The 504 is positioned as a bigger, thicker model with large amounts of storage in comparison to the 604. It is available in 40 GB, 80 GB or 160 GB capacities, and has a removable battery. It retains all of the 604's features. Unlike the 604, removing the battery exposes the 504's 2.5-inch hard drive. Users have reported successfully upgrading the hard drive themselves. However, this ability has been cut off in firmware version 1.5 and later, but the users have been able to install the older firmware. The 504 uses the Texas Instruments DaVinci DM644x processor.

====404====
Designed to be the budget level PVP, the 404 was created as a smaller version of the 604. The 404 retains many of the same features and all accessories and plug-ins for the 604 are also compatible. The major difference is the screen. It is shortened to 3.5 inches and is not wide. The screen has a QVGA resolution and 24-bit color. The unit has 30 GB of storage and a voice recorder microphone.

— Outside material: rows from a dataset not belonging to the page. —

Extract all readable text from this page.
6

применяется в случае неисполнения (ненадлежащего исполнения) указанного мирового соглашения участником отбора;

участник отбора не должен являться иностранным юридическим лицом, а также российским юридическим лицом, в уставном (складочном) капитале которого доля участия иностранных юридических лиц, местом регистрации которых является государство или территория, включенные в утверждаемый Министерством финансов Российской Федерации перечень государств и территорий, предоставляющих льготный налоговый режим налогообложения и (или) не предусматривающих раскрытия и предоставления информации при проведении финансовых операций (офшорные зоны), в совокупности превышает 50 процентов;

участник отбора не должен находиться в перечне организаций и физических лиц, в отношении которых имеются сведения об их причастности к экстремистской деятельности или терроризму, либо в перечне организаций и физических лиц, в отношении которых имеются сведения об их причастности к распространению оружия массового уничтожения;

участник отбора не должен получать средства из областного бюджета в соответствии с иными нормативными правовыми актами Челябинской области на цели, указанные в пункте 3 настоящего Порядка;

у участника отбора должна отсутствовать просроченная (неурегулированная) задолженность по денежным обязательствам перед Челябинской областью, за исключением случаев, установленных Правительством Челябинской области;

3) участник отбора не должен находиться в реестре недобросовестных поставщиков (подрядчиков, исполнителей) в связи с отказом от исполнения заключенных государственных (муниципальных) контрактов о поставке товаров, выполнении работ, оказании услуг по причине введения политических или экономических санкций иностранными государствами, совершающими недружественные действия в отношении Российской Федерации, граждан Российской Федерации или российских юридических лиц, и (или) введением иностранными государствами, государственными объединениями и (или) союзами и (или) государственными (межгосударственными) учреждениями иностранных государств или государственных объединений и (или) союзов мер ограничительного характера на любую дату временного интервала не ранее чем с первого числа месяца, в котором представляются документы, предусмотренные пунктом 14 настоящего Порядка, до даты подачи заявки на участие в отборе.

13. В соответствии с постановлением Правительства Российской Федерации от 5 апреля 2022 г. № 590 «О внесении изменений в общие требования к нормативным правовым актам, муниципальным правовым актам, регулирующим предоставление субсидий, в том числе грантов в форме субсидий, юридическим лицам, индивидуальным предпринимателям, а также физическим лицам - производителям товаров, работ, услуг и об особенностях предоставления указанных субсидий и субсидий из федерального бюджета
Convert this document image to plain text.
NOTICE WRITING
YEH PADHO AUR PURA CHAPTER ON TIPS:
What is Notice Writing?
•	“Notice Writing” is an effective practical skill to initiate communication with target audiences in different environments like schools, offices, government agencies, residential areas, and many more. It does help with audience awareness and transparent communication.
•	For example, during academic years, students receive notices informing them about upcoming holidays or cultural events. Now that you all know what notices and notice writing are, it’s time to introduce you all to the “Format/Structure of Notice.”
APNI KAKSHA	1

The main market point from Archos was that it was similar in size to comparably priced PMPs but has about twice the screen size (by area compared to 2.5 inches). The 404 family uses the Texas Instruments DaVinci DM644x processor.

====404 Camcorder====
A variation of the standard 404, adding a 1.3 MP camera on the back to take stills images and video recordings. It also includes all the features of the standard 404. While it is the only one of the series to have the camera built-in, the other players can use the "helmet cam" accessory for similar operation. It is the follow-up of the Gmini 402 Camcorder.

===Portable Audio===

====204====
The device has 20 GB of storage. It supports no video playback. The display is an OLED type with 1.8" and a color depth of 3x6 bit. Other features are the same as for the Archos Gmini XS 202 that comes with a 2" grayscale display.

====104====
A 1" 4 or 6 GB hard drive player for music and photos without video playback.

==GPL code release==
In order to comply with the Linux license (the GPL), the source code for some of the firmware in the 4th Generation players has been released.

===QTopia===
The 605 WiFi, along with, reportedly, the 705 WiFi and 604 WiFi, were successfully hacked to run the Linux platform QTopia with help from the same users who had done so on the older PMA400.